In many ways, Nox isn't as good as Diablo. Nox's single-player game is a series of linear missions played on prerendered maps. It's oddly unsettling to play a game such as this and know that it's not randomly generated; you realize that you're being led by the nose from point A to point B, and that once you've seen it all, you won't see anything new again. Nox also doesn't have Diablo's town-centric, safe-house feeling. Nox's sequence of levels dictates when you go to town, whereas Diablo gives you the option to retreat to town when things get hot or you're loaded down with loot.

Nox also manages your statistics as you go up levels. This is common in console RPGs that are built around a group of prescripted characters, but it's a mistake in an action-RPG game that asks you to create, and identify with, your own character. You'll likely play through the entire game without ever checking, for instance, how high your character's strength is. Your character is defined only by his equipment. (Yes, his; there are no female characters in Nox.)

What's Hecubah to Him?

You'll find the worst RPG clichés in Nox's levels, such as FedEx missions ("Bring me my boots, and I'll reward you with a new spell and a mess of experience points"), some unimaginative key and button hunts, and searching for "stray" gold in people's houses. And Nox doesn't have nearly as much personality as Diablo. The game makes some limp efforts at NPCs, but the writing and voice acting come nowhere near Diablo's, which are done skillfully and creatively. Nox's story is utterly conventional, if you can overlook one of the most idiotic premises to ever set up a computer game: You are a guy wearing jeans, a T-shirt, and sneakers who is sucked out of a trailer park and into another world. Defeat the evil sorceress Hecubah, and you get to go back home. The back story of Westwood's Command & Conquer is like Tolstoy in comparison.

But in many other ways, Nox is actually better than Diablo. The flip side of Nox's linear, prescripted missions is that the single-player game is carefully tailored around the three classes (Conjurer, Wizard, and Warrior). Each class plays on the same maps, but in a different order and with some subtle customizations. If you're playing a Warrior, for instance, you won't find yourself bogged down with an inventory screen full of useless mana potions, wands, and high-level spell books. If you're playing a Wizard, and you kill a boss, you won't be rewarded with the "Two-Handed Sword of Omnipotence That Spellcasters Can't Use."

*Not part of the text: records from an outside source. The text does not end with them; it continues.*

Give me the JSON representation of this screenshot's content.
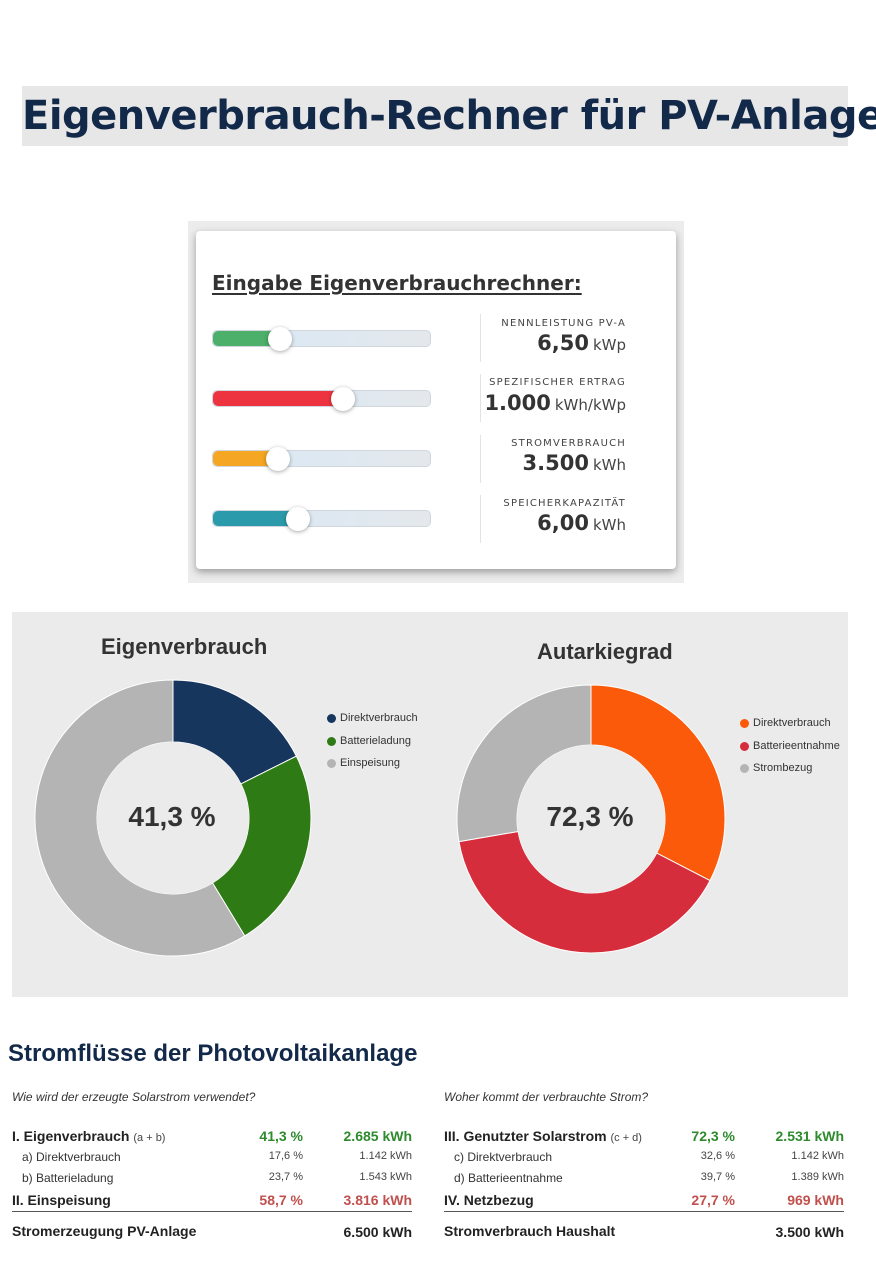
{
  "page_title": "Eigenverbrauch-Rechner für PV-Anlagen",
  "input_card": {
    "title": "Eingabe Eigenverbrauchrechner:",
    "sliders": [
      {
        "label": "NENNLEISTUNG PV-A",
        "value": "6,50",
        "unit": "kWp",
        "fill_fraction": 0.31,
        "color": "#4caf6a"
      },
      {
        "label": "SPEZIFISCHER ERTRAG",
        "value": "1.000",
        "unit": "kWh/kWp",
        "fill_fraction": 0.6,
        "color": "#ee3340"
      },
      {
        "label": "STROMVERBRAUCH",
        "value": "3.500",
        "unit": "kWh",
        "fill_fraction": 0.3,
        "color": "#f5a623"
      },
      {
        "label": "SPEICHERKAPAZITÄT",
        "value": "6,00",
        "unit": "kWh",
        "fill_fraction": 0.39,
        "color": "#2b9aaa"
      }
    ]
  },
  "chart_data": [
    {
      "type": "pie",
      "title": "Eigenverbrauch",
      "center_label": "41,3 %",
      "categories": [
        "Direktverbrauch",
        "Batterieladung",
        "Einspeisung"
      ],
      "values": [
        17.6,
        23.7,
        58.7
      ],
      "colors": [
        "#16365d",
        "#2e7a14",
        "#b4b4b4"
      ],
      "legend": "right"
    },
    {
      "type": "pie",
      "title": "Autarkiegrad",
      "center_label": "72,3 %",
      "categories": [
        "Direktverbrauch",
        "Batterieentnahme",
        "Strombezug"
      ],
      "values": [
        32.6,
        39.7,
        27.7
      ],
      "colors": [
        "#fa5a0a",
        "#d62d3c",
        "#b4b4b4"
      ],
      "legend": "right"
    }
  ],
  "flows": {
    "title": "Stromflüsse der Photovoltaikanlage",
    "left": {
      "question": "Wie wird der erzeugte Solarstrom verwendet?",
      "main1": {
        "label": "I. Eigenverbrauch",
        "abbr": "(a + b)",
        "pct": "41,3 %",
        "kwh": "2.685 kWh"
      },
      "sub1": {
        "label": "a) Direktverbrauch",
        "pct": "17,6 %",
        "kwh": "1.142 kWh"
      },
      "sub2": {
        "label": "b) Batterieladung",
        "pct": "23,7 %",
        "kwh": "1.543 kWh"
      },
      "main2": {
        "label": "II. Einspeisung",
        "pct": "58,7 %",
        "kwh": "3.816 kWh"
      },
      "total": {
        "label": "Stromerzeugung PV-Anlage",
        "value": "6.500 kWh"
      }
    },
    "right": {
      "question": "Woher kommt der verbrauchte Strom?",
      "main1": {
        "label": "III. Genutzter Solarstrom",
        "abbr": "(c + d)",
        "pct": "72,3 %",
        "kwh": "2.531 kWh"
      },
      "sub1": {
        "label": "c) Direktverbrauch",
        "pct": "32,6 %",
        "kwh": "1.142 kWh"
      },
      "sub2": {
        "label": "d) Batterieentnahme",
        "pct": "39,7 %",
        "kwh": "1.389 kWh"
      },
      "main2": {
        "label": "IV. Netzbezug",
        "pct": "27,7 %",
        "kwh": "969 kWh"
      },
      "total": {
        "label": "Stromverbrauch Haushalt",
        "value": "3.500 kWh"
      }
    }
  }
}
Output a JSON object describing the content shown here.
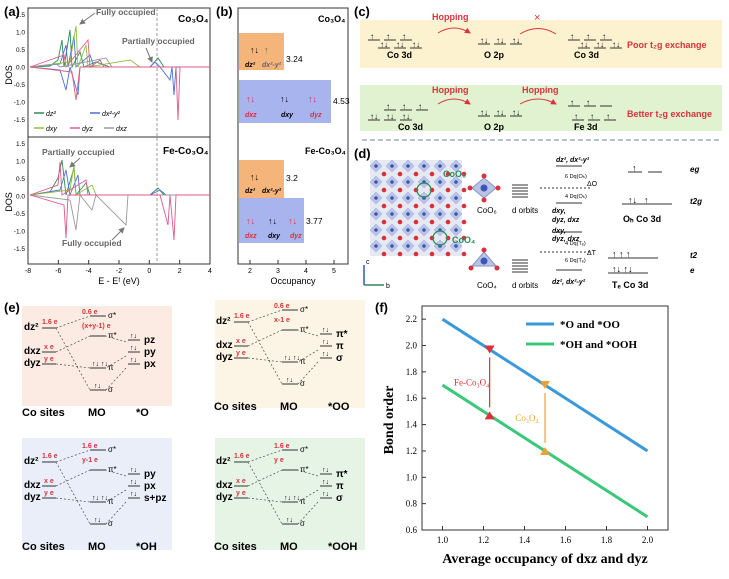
{
  "panel_letters": {
    "a": "(a)",
    "b": "(b)",
    "c": "(c)",
    "d": "(d)",
    "e": "(e)",
    "f": "(f)"
  },
  "panel_a": {
    "top_title": "Co₃O₄",
    "bottom_title": "Fe-Co₃O₄",
    "ylabel": "DOS",
    "xlabel": "E - Eᶠ (eV)",
    "xticks": [
      "-8",
      "-6",
      "-4",
      "-2",
      "0",
      "2",
      "4"
    ],
    "yticks": [
      "1.5",
      "1.0",
      "0.5",
      "0.0",
      "-0.5",
      "-1.0",
      "-1.5"
    ],
    "ann_fully_top": "Fully occupied",
    "ann_partially_top": "Partially occupied",
    "ann_partially_bottom": "Partially occupied",
    "ann_fully_bottom": "Fully occupied",
    "legend": [
      "dz²",
      "dx²-y²",
      "dxy",
      "dyz",
      "dxz"
    ],
    "colors": {
      "dz2": "#2e8b57",
      "dx2y2": "#4f6fd1",
      "dxy": "#8fbf3f",
      "dyz": "#e05a8a",
      "dxz": "#9a9a9a"
    }
  },
  "panel_b": {
    "top_title": "Co₃O₄",
    "bottom_title": "Fe-Co₃O₄",
    "xlabel": "Occupancy",
    "xticks": [
      "2",
      "3",
      "4",
      "5"
    ],
    "val1": "3.24",
    "val2": "4.53",
    "val3": "3.2",
    "val4": "3.77",
    "orb_labels": {
      "dz2": "dz²",
      "dx2y2": "dx²-y²",
      "dxz": "dxz",
      "dxy": "dxy",
      "dyz": "dyz"
    }
  },
  "panel_c": {
    "hopping": "Hopping",
    "co3d": "Co 3d",
    "o2p": "O 2p",
    "fe3d": "Fe 3d",
    "poor": "Poor t₂g exchange",
    "better": "Better t₂g exchange",
    "cross": "×"
  },
  "panel_d": {
    "coo6": "CoO₆",
    "coo4": "CoO₄",
    "dorbits": "d orbits",
    "eg": "eg",
    "t2g": "t2g",
    "t2": "t2",
    "e": "e",
    "oh": "Oₕ Co 3d",
    "td": "Tₑ Co 3d",
    "d_top": "dz², dx²-y²",
    "d_mid1": "dxy,",
    "d_mid2": "dyz, dxz",
    "d_tdtop1": "dxy,",
    "d_tdtop2": "dyz, dxz",
    "d_bottom": "dz², dx²-y²",
    "oh_up": "6 Dq(Oₕ)",
    "oh_down": "4 Dq(Oₕ)",
    "td_up": "4 Dq(Tₑ)",
    "td_down": "6 Dq(Tₑ)",
    "delta_o": "ΔO",
    "delta_t": "ΔT",
    "axis_c": "c",
    "axis_b": "b"
  },
  "panel_e": {
    "co_sites": "Co sites",
    "mo": "MO",
    "O": "*O",
    "OO": "*OO",
    "OH": "*OH",
    "OOH": "*OOH",
    "dz2": "dz²",
    "dxz": "dxz",
    "dyz": "dyz",
    "e16": "1.6 e",
    "e06": "0.6 e",
    "xe": "x e",
    "ye": "y e",
    "xy1": "(x+y-1) e",
    "x1": "x-1 e",
    "y1": "y-1 e",
    "pz": "pz",
    "py": "py",
    "px": "px",
    "spz": "s+pz",
    "sigma": "σ",
    "pi": "π",
    "sigma_s": "σ*",
    "pi_s": "π*"
  },
  "chart_data": {
    "type": "line",
    "title": "",
    "xlabel": "Average occupancy of dxz and dyz",
    "ylabel": "Bond order",
    "xlim": [
      0.9,
      2.1
    ],
    "ylim": [
      0.6,
      2.3
    ],
    "xticks": [
      1.0,
      1.2,
      1.4,
      1.6,
      1.8,
      2.0
    ],
    "yticks": [
      0.6,
      0.8,
      1.0,
      1.2,
      1.4,
      1.6,
      1.8,
      2.0,
      2.2
    ],
    "legend_position": "top-right",
    "series": [
      {
        "name": "*O and *OO",
        "color": "#3a9ad9",
        "x": [
          1.0,
          2.0
        ],
        "y": [
          2.2,
          1.2
        ]
      },
      {
        "name": "*OH and *OOH",
        "color": "#3cc87a",
        "x": [
          1.0,
          2.0
        ],
        "y": [
          1.7,
          0.7
        ]
      }
    ],
    "markers": [
      {
        "label": "Fe-Co₃O₄",
        "color": "#d9323a",
        "x": 1.23,
        "y_top": 1.97,
        "y_bottom": 1.47
      },
      {
        "label": "Co₃O₄",
        "color": "#e8a23a",
        "x": 1.5,
        "y_top": 1.7,
        "y_bottom": 1.2
      }
    ]
  }
}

Nox's Wizard and Warrior classes are standard fare: the Wizard class gets to play with some powerful and insidious spells, and the Warrior class looks mighty impressive mowing through opponents like a weed whacker on a Georgia driveway. But Nox's third class, the Conjurer, is a charming nod to the early RPGs that inspired this action/RPG genre. In Nethack and Rogue, two primitive RPGs drawn with ASCII characters, you would begin the game with a pet. This little character would follow you around faithfully, learn tricks, and help you fight. There was no sadder message in the history of computer gaming than "Little dog has died."